La alumna guapa, las copas, el ridículo profesor… Total: Wilson Picket, «incluso más fuerte que [Jules] Michelet. Es la misma intensidad»:

La muerte de Robespierre, por Jules Michelet

De cinco a seis tuvo lugar, en el lúgubre y lento paseo de las carretas, por la angosta calle de Saint-Denis, por la calle de la Ferronnerie y por toda la calle Saint-Honoré, la horrible exhibición.
Horrible por diversos conceptos. Era muertos y agonizantes, miserables cuerpos sangrantes que se entregaban al júbilo de la multitud. Para hacerlos tener en pie, se habían atado con cuerdas a los barrotes de las carretas sus piernas, sus brazos, sus troncos y sus cabezas vacilantes. Los baches del rudo pavimento de París debían de destrozarlos a cada paso.
Con la cabeza envuelta en un trapo sucio manchado de sangre negra, que le sostenía la mandíbula desprendida, en esa horrible situación en que ningún vencido estuvo jamás, cargando el terrible peso de la maldición de un pueblo, Robespierre conservaba su actitud rígida, su compostura firme, su mirada seca y fija. Su inteligencia se ocupaba por entero en planear sobre la situación y en despejar sin sombra de duda lo que había de cierto y de falso en los furores que lo perseguían.
La marejada de la reacción subía tan veloz y tan fuerte que los Comités creyeron deber triplicar los puestos en las prisiones. A todo el paso de los condenados se apretujaban pretendidos parientes de las víctimas del Terror, para abuchear a Robespierre y representar en aquella triste pompa el coro de la venganza antigua. Aquella falsa tragedia alrededor de la verdadera, aquel concierto de gritos calculados, de furores premeditados, fue la primera escena del Terror blanco.
Lo horrible eran las ventanas alquiladas a cualquier costo. Figuras desconocidas, que desde hacía largo tiempo se ocultaban habían salido al sol. Un mundo de ricos, de muchachas, se mostraba en aquellos balcones. Con el favor de esa reacción violenta de sensibilidad pública, su furia feroz se atrevía a manifestarse. Las mujeres sobre todo ofrecían un espectáculo intolerable. Impúdicas, semidesnudas con el pretexto del mes de jubo, con el cuello cargado de flores, reclinadas en terciopelos, inclinando medio cuerpo hacia la calle SaintHonoré y con los hombres detrás, gritaban con voz aguda: «¡Mueran! ¡A la guillotina!». Aquel día volvieron a las grandes galas y, por la noche, cenaron. Nadie se preocupaba ya. De Sade salió de prisión el 10 termidor.

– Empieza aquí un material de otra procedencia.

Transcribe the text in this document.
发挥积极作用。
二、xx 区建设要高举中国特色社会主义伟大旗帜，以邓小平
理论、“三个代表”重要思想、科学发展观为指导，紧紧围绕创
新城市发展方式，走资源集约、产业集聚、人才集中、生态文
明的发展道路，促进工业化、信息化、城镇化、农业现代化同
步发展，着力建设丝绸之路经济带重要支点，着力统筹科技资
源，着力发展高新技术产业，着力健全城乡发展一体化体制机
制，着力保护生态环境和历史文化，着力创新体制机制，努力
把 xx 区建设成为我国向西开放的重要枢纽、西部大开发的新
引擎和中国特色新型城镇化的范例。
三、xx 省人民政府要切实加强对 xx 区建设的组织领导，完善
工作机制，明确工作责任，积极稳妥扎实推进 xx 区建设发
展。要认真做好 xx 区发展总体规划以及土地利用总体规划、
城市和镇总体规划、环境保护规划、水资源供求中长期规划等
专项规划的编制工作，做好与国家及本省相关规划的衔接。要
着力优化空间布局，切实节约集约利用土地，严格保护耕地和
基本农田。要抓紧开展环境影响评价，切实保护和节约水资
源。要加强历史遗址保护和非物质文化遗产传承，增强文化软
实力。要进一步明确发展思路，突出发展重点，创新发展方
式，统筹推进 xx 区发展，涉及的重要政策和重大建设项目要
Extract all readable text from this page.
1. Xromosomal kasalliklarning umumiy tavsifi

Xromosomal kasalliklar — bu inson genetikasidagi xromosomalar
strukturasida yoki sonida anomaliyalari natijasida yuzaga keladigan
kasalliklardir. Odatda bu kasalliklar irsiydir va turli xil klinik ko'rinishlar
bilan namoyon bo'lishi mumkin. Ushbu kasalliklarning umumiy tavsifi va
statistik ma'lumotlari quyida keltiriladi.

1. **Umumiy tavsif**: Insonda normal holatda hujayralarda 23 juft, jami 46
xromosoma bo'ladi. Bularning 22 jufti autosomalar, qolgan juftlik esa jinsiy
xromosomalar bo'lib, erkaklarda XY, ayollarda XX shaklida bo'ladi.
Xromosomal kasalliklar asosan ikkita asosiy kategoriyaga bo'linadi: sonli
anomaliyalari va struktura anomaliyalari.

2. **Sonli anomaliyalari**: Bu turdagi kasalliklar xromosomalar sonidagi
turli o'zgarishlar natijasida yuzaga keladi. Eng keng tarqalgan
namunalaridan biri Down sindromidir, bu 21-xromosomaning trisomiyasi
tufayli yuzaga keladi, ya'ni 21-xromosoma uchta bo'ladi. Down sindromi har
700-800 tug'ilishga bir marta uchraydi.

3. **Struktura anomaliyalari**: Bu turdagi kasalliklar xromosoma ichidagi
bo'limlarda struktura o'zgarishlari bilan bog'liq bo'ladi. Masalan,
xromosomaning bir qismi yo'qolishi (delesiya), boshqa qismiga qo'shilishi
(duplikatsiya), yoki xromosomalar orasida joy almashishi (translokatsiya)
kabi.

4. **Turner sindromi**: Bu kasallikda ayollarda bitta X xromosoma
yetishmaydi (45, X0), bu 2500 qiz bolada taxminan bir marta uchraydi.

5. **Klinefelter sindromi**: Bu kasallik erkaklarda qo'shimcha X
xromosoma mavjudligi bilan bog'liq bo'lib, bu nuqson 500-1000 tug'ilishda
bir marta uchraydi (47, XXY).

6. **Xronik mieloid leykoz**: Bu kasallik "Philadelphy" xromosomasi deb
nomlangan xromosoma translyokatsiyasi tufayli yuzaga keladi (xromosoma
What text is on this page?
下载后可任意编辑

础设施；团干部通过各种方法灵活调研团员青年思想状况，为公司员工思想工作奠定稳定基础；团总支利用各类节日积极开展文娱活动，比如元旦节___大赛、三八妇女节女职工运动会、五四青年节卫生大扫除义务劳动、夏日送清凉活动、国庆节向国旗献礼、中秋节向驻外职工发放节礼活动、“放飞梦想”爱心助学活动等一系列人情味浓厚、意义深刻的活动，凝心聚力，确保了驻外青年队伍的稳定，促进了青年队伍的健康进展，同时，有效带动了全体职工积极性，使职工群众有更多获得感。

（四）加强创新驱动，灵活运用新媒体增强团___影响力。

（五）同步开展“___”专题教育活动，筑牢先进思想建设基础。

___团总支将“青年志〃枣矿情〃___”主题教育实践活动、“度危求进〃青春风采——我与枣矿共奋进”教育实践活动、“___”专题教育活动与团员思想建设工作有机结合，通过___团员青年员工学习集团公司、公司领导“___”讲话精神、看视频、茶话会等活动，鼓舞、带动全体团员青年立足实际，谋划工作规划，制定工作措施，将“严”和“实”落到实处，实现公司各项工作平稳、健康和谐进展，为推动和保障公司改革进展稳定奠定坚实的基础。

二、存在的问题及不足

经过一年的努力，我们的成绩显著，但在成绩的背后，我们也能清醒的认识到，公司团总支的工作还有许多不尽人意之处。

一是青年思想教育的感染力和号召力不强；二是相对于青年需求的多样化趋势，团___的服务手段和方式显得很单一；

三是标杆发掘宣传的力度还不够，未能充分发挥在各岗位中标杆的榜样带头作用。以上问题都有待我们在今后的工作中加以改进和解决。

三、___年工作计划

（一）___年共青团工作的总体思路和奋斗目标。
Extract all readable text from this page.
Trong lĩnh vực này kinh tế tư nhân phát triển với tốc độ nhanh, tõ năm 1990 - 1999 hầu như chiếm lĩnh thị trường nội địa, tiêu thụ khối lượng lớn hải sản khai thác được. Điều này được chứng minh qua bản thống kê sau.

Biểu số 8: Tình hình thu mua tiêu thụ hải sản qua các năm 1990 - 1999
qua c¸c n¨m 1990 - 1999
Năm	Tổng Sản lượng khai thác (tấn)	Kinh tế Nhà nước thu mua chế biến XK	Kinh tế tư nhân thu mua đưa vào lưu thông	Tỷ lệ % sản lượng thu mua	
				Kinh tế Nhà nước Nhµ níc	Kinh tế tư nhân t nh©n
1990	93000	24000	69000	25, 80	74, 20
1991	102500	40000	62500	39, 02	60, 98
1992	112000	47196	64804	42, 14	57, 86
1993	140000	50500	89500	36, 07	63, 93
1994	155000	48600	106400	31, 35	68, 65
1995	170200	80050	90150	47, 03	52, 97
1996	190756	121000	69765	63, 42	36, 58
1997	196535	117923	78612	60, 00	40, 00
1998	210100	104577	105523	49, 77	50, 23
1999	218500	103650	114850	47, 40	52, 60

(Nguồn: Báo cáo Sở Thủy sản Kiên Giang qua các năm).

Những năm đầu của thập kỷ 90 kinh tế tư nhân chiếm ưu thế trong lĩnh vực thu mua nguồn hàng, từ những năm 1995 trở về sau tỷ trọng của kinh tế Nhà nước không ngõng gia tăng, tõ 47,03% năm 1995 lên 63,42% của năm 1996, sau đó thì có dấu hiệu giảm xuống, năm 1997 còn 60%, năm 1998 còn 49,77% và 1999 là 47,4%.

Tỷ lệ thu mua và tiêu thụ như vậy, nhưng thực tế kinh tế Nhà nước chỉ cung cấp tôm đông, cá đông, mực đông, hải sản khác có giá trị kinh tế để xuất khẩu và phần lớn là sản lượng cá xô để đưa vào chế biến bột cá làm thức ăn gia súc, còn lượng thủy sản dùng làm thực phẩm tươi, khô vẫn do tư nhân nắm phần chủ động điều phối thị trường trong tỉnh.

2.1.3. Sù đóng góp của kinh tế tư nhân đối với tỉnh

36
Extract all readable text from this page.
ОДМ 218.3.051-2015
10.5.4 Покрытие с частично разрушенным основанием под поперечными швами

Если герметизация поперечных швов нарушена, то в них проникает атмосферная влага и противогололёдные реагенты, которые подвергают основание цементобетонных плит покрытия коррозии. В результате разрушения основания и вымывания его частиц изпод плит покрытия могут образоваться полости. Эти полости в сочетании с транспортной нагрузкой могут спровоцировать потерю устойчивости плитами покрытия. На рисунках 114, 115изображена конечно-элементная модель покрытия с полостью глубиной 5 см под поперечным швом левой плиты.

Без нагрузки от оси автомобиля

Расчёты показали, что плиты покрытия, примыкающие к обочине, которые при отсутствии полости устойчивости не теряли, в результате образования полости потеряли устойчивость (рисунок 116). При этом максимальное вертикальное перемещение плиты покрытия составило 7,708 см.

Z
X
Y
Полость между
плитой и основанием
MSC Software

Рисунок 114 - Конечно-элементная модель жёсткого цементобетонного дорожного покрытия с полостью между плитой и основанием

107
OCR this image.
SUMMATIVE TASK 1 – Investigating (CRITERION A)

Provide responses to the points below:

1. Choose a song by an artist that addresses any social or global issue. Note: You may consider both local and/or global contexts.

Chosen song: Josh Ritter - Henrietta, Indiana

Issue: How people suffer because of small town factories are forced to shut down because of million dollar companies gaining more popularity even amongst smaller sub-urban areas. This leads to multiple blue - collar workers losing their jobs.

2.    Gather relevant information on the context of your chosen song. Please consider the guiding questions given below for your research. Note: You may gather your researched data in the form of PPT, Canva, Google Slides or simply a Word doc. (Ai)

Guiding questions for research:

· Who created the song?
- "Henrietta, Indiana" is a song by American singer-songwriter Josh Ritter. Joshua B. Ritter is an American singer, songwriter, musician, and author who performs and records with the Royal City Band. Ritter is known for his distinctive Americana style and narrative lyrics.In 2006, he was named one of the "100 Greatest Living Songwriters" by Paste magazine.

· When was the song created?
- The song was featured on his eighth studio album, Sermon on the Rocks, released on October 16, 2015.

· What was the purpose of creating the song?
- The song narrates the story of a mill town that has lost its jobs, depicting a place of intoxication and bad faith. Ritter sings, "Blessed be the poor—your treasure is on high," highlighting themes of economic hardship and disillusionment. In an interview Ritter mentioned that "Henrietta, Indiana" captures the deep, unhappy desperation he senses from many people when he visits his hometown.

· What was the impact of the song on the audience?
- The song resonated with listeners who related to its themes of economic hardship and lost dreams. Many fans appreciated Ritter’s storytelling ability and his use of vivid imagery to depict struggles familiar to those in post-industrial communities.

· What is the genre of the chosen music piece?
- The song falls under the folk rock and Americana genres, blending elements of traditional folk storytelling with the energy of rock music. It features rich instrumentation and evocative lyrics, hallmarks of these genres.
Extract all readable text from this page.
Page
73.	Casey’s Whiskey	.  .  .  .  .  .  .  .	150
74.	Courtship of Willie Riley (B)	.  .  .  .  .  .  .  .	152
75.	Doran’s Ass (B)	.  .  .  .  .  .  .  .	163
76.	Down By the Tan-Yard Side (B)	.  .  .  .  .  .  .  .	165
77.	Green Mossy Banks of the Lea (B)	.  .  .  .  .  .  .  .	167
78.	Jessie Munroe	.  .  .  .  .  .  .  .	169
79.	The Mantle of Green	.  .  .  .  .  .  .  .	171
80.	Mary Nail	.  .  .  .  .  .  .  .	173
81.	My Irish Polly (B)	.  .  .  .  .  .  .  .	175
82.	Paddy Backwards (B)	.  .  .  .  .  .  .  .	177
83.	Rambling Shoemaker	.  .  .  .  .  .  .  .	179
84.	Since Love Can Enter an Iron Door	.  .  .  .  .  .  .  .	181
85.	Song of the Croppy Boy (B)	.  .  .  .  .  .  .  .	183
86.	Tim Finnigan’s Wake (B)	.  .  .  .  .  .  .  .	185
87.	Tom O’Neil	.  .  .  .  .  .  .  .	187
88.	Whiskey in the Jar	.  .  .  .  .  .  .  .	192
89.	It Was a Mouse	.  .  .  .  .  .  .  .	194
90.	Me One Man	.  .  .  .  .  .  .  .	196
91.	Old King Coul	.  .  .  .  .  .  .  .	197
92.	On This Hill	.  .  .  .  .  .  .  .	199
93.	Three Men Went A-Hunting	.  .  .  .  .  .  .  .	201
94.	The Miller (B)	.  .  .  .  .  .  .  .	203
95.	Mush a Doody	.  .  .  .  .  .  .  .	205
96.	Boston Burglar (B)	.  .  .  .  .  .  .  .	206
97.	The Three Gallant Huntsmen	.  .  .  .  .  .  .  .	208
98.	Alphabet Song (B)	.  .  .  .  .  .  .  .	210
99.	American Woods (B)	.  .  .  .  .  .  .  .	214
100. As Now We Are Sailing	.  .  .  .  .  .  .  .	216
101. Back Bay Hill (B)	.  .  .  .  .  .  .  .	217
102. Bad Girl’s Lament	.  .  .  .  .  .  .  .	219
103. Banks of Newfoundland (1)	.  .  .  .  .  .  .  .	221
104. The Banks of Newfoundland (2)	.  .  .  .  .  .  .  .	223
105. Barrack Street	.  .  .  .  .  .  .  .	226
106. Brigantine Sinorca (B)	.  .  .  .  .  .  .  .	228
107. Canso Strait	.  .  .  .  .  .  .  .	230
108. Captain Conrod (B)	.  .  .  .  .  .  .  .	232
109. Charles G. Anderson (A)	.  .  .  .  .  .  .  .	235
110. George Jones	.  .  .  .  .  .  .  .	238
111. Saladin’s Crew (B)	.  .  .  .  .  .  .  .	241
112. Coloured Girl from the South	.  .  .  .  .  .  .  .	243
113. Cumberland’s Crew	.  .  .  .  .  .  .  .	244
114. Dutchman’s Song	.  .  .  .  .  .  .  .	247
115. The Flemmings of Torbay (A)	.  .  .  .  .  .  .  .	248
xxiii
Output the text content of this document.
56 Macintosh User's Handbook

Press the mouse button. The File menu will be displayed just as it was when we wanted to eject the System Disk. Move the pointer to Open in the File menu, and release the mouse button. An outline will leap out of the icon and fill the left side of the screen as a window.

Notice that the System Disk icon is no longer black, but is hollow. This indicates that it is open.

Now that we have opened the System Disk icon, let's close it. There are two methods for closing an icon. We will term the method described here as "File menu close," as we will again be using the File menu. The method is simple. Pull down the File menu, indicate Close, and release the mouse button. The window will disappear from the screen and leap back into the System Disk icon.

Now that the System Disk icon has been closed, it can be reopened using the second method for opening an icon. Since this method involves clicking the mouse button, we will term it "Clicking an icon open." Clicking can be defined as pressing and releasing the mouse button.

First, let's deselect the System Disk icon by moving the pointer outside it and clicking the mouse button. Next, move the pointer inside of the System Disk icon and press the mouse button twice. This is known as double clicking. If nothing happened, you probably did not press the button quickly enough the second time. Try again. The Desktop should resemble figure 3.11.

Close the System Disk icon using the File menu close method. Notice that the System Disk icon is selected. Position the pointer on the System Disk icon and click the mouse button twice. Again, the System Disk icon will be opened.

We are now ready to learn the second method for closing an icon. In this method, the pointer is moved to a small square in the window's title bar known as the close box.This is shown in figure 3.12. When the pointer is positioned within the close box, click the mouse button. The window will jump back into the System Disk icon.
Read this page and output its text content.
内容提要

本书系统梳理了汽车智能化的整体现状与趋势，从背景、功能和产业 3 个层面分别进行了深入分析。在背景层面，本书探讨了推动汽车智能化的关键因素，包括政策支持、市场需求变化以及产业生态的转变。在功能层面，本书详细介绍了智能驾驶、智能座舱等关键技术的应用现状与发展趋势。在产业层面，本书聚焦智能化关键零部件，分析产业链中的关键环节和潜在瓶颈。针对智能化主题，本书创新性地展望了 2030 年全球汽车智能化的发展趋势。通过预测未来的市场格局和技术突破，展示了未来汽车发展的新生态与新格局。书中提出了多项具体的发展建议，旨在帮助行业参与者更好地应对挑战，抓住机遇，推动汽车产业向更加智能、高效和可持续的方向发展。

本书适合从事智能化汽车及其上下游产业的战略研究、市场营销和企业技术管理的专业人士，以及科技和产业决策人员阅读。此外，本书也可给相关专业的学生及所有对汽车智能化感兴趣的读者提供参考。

Los gendarmes del cadalso que la víspera, en el barrio, a las órdenes de Henriot dispersaban a golpes de sable a los que gritaban «¡Gracia!», ahora hacían la corte al nuevo poder y con la punta del sable bajo el mentón de los condenados los mostraban a los curiosos: «¡Este es el famoso Couthon! ¡Este es Robespierre!».
No se les perdonó nada. Cuando llegaron a la Asunción, frente a la casa Duplay, los actores representaron una escena. Las furias danzaron rondas. Un niño estaba allí a propósito, con un cubo de sangre de res; con una escoba, lanzó gotas contra la casa. Robespierre cerró los ojos.
Por la noche, aquellas mismas bacantes corrieron a Sainte-Pélagie, donde estaba la madre Duplay, gritando que ellas eran las viudas de las víctimas de Robespierre. Hicieron abrir las puertas a los carceleros aterrados, estrangularon a la anciana y la colgaron a la barra de sus cortinas.
Robespierre había bebido todo el acíbar del mundo. Al fin llegó a su destino, a la plaza de la Revolución. Subió con paso firme las gradas del cadalso. Como él, todos se mostraron serenos, apoyados en su intención, en su ardiente patriotismo y en su sinceridad. Largo tiempo atrás, Saint-Just había abrazado la muerte y el porvenir. Murió digna, grave y simplemente. Francia nunca se consolará de esa esperanza; este era grande con una grandeza propia, no debía nada a la fortuna y, aun solo, habría sido lo suficientemente fuerte para hacer temblar a la espada ante la Ley.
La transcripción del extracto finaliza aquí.